“I had abdominal pain, weight gain, swelling and inflammation,” Long said. “I gained 12 pounds in a week with no explanation.”
Long went to her doctor who ordered tests. They all came back normal.
“I went on a business trip and had excruciating pain after eating dinner,” Long said. “I tried to sleep but the pain woke me up.”
Thinking it was perhaps kidney or gall stones, she opened her computer and started researching. When a hive popped up on her face, she thought she was having an allergic reaction to something.
“The itching was less by morning, but I still felt horrible,” Long said. “I ended up calling my gastric specialist and scheduled an appointment.”
Long drove home the next day, still in pain and exhausted. She went to her primary care doctor and sat on the exam table crying because the pain had become intense. Her doctor reassured her that they would figure out what was causing it.
“I was driving to a work meeting, and I looked in the rear-view mirror,” Long said. “I thought my eyes looked yellow.”
Long called her doctor who advised her to go immediately to an emergency room. Tests revealed stones and sludge blocking her bile duct and something else that looked like a large tumor.
“I had surgery to remove the mass,” Long said. “After I was in recovery, I got my diagnosis.”
Long had bile duct cancer, which affects only about 20,000 people in the United States annually. She was 47 years old.
“I was naïve about the severity of my cancer,” Long admitted. “I thought if I had surgery to cut it out, that would fix it.”
But the surgery itself was delicate and Long was referred to a local specialist. Meanwhile Long’s family wanted her to focus on fighting her cancer, so they all advised her to stop researching.
“Everything you read about this type of cancer is doom and gloom,” Long said. “I had the support of my family, and everyone insisted I get second and third opinions.”
But doctor after doctor said the location of her tumor made surgery difficult, if not impossible.
“I thought there was no hope for me,” Long said.
Long’s sister, Angela, works at Duke Medical Center in North Carolina and used all her connections to help get her sister treatment immediately. Long learned going to Duke for care was her quickest and best option.

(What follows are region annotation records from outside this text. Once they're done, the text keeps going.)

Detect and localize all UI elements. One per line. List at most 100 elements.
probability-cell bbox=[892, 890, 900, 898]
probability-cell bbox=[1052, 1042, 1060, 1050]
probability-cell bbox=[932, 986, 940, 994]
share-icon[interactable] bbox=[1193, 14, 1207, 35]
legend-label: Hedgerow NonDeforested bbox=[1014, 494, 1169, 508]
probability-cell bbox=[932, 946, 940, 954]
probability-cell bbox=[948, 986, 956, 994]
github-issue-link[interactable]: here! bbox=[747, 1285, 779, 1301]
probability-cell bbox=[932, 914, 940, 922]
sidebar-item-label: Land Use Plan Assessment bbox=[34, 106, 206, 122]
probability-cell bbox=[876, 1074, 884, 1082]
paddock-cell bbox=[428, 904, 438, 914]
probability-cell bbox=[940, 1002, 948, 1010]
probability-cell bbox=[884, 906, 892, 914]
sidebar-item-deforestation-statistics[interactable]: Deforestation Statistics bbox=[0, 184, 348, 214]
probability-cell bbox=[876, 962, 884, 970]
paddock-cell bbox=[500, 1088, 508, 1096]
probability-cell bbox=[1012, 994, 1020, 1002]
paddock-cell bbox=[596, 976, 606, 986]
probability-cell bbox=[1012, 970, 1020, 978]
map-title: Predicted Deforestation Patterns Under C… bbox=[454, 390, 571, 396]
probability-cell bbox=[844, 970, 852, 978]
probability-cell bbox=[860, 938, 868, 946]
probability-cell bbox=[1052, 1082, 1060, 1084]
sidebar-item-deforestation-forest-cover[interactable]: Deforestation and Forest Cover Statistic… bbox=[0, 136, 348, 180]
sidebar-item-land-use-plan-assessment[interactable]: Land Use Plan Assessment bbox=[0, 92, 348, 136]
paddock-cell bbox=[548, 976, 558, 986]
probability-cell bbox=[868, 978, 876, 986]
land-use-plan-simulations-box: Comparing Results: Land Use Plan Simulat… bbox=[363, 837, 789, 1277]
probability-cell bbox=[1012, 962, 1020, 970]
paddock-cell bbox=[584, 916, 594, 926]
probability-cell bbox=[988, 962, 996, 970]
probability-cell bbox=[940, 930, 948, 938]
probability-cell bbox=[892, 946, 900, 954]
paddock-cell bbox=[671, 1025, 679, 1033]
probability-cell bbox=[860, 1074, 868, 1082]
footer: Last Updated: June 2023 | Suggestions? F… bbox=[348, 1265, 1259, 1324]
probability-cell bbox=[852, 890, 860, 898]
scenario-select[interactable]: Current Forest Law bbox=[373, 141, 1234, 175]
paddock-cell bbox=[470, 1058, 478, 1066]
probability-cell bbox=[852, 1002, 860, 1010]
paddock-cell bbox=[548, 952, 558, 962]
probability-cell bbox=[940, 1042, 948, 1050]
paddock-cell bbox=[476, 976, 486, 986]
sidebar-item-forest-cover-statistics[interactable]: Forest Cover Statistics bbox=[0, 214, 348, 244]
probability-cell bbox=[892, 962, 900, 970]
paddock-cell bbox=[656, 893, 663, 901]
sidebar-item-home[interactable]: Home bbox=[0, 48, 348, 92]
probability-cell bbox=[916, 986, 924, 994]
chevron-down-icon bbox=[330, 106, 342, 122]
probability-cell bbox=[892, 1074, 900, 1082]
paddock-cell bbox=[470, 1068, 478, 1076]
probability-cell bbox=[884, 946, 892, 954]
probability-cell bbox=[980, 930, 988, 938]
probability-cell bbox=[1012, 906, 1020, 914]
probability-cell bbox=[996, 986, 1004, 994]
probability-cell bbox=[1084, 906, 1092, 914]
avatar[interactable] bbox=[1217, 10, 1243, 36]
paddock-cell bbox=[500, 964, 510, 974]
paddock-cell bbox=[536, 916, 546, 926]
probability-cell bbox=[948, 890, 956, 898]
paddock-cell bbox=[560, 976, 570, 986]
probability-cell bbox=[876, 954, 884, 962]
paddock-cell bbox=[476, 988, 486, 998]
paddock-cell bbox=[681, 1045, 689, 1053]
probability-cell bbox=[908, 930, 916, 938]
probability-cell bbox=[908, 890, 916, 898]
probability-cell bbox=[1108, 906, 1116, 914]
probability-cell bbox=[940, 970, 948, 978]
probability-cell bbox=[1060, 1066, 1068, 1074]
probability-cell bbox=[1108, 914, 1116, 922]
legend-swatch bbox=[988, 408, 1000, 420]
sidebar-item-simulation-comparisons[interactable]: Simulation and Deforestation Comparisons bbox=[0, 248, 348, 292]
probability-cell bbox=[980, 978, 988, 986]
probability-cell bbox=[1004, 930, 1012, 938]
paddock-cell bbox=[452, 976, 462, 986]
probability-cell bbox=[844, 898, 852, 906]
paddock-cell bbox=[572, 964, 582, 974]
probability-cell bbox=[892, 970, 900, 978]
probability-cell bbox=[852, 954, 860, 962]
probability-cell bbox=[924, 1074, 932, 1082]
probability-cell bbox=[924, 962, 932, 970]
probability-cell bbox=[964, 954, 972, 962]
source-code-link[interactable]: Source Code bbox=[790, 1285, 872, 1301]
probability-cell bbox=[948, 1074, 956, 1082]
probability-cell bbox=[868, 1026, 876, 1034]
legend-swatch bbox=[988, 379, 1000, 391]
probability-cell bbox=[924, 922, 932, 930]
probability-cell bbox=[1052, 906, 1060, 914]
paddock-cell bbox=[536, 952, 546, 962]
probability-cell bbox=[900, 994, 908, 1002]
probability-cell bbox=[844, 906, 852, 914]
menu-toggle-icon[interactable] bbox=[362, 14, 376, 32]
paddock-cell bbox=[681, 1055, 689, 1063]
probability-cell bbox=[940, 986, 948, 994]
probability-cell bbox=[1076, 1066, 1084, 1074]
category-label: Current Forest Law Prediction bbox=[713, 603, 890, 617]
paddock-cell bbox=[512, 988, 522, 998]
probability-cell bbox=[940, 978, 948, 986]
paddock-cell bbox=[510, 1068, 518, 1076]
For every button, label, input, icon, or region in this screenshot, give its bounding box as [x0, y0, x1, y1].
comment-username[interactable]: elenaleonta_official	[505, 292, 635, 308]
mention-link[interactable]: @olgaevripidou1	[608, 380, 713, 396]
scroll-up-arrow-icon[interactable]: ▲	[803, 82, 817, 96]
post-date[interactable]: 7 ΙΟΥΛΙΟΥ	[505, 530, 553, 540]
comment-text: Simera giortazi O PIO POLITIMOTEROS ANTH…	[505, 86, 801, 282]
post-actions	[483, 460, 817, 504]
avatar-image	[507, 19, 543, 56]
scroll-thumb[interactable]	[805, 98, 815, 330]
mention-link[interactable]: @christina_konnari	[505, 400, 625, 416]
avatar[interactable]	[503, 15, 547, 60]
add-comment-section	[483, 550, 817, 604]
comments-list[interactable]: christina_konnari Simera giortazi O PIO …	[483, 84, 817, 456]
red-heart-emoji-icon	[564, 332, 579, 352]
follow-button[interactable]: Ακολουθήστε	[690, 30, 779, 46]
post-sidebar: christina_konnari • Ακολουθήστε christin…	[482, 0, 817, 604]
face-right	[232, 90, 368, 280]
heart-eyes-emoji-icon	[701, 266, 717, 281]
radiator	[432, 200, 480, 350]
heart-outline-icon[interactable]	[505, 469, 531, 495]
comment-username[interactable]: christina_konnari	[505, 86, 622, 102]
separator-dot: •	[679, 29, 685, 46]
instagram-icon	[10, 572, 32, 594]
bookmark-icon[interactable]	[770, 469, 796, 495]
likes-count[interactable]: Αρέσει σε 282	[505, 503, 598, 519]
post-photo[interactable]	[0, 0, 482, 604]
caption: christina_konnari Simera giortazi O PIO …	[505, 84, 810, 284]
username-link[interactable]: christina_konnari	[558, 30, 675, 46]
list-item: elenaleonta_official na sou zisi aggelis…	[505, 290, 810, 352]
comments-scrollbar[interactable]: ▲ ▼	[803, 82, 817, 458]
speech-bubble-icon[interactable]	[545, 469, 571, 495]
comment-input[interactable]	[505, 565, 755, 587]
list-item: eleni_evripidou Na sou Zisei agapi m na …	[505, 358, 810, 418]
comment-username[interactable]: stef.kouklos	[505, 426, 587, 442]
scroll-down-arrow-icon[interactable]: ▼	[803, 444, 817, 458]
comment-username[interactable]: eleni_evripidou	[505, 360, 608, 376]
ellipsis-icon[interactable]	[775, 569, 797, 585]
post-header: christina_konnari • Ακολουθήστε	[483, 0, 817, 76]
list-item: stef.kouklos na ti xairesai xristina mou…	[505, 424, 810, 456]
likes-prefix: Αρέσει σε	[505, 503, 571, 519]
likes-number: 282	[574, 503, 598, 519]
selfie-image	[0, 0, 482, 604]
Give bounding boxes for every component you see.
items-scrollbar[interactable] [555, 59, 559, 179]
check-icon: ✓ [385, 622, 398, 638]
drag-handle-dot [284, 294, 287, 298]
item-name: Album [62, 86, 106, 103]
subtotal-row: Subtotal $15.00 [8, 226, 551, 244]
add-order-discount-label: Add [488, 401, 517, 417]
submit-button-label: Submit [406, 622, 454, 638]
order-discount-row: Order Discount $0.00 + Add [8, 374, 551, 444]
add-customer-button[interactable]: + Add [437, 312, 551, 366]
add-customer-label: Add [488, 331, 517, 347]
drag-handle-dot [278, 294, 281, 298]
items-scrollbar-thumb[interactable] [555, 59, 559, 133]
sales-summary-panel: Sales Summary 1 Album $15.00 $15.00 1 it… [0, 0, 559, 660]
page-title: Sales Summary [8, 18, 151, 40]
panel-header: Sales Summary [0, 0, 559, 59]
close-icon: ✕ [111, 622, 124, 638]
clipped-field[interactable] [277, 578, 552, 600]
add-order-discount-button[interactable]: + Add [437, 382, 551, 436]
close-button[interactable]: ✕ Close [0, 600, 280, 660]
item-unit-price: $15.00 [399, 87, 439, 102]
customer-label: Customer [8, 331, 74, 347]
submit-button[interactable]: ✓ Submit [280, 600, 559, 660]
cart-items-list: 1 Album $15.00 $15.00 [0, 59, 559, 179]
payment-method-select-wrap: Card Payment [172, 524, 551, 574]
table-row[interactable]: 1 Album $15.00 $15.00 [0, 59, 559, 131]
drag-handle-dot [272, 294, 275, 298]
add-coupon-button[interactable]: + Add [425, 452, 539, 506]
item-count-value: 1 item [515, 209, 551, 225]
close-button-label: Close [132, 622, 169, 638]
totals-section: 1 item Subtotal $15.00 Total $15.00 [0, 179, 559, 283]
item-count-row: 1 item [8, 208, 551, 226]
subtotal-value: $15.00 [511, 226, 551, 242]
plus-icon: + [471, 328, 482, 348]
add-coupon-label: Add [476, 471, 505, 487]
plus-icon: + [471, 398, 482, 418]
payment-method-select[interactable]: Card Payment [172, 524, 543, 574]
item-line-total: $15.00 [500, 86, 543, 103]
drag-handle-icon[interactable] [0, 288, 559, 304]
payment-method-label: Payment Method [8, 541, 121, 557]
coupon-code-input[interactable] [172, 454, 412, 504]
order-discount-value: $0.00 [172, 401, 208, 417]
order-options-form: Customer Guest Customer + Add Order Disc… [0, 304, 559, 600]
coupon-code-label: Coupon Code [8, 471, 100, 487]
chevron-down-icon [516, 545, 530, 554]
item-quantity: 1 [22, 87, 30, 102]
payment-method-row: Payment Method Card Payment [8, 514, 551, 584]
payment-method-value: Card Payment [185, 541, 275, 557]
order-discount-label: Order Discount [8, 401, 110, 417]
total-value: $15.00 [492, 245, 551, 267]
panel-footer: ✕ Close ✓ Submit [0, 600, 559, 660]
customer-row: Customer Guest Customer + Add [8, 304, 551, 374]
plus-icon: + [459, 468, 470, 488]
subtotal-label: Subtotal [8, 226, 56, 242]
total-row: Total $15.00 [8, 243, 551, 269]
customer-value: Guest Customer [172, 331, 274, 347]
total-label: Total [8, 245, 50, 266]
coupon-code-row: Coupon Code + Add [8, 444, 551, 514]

On January 26, 2016, Long underwent surgery at Duke. 50% of her liver and 13 lymph nodes were removed. She was referred for chemotherapy and radiation after two of the lymph nodes came cancerous.
Long, far from home with few resources to help pay for her mounting bills, relied on her sister for help. Her husband, Paul, travelled to North Carolina with another family member to help Long in her recovery, which took eight full weeks.
“I was up and walking within a week,” Long said. “They released me and seemed very pleased with the results.”
But it was still early in Long’s cancer journey. She began radiation treatments immediately and then returned home to Ohio for chemotherapy.
“Paul ended up being diagnosed with a rare form of kidney cancer in 2018.” Long said.
Long’s cancer reoccurred at the same time her husband’s was discovered. The couple ended up going through chemotherapy together in North Carolina.
“After three months, the chemo stopped working for me,” Long said. “I was referred to an oncologist in Boston who was holding a clinical trial based on my specific mutation.”
Though that trial appeared to be the miracle for which Long had hoped, her travel expenses increased, with trips to Boston every other month. The goal was to keep her cancer from growing and spreading. And it worked.
“In 2020, my husband’s cancer came back, and he passed away in September,” Long said of her husband’s death that year.
A month after he passed, Long’s cancer symptoms returned, and she started a new trial, designed to target her type of tumor in March of 2021.
“With the second trial there was some shrinkage of the tumor and now I’m stable again,” Long said.
Long now splits her time between her home in Clayton and Boston. Early in her treatments, she was told about a foundation that might be able to help pay the expenses related to her care and travel.
Because bile duct cancer is rare, there aren’t many programs established to help patients diagnosed with it. But the Lazarex Cancer Foundation offered lodging and transportation assistance when she started her second clinical trial.
“I’m the only parent for my son now,” Long said. “By God’s grace I’m still here. I have had to fight to get answers, always advocating for my own health and life. It’s why I’m here today.”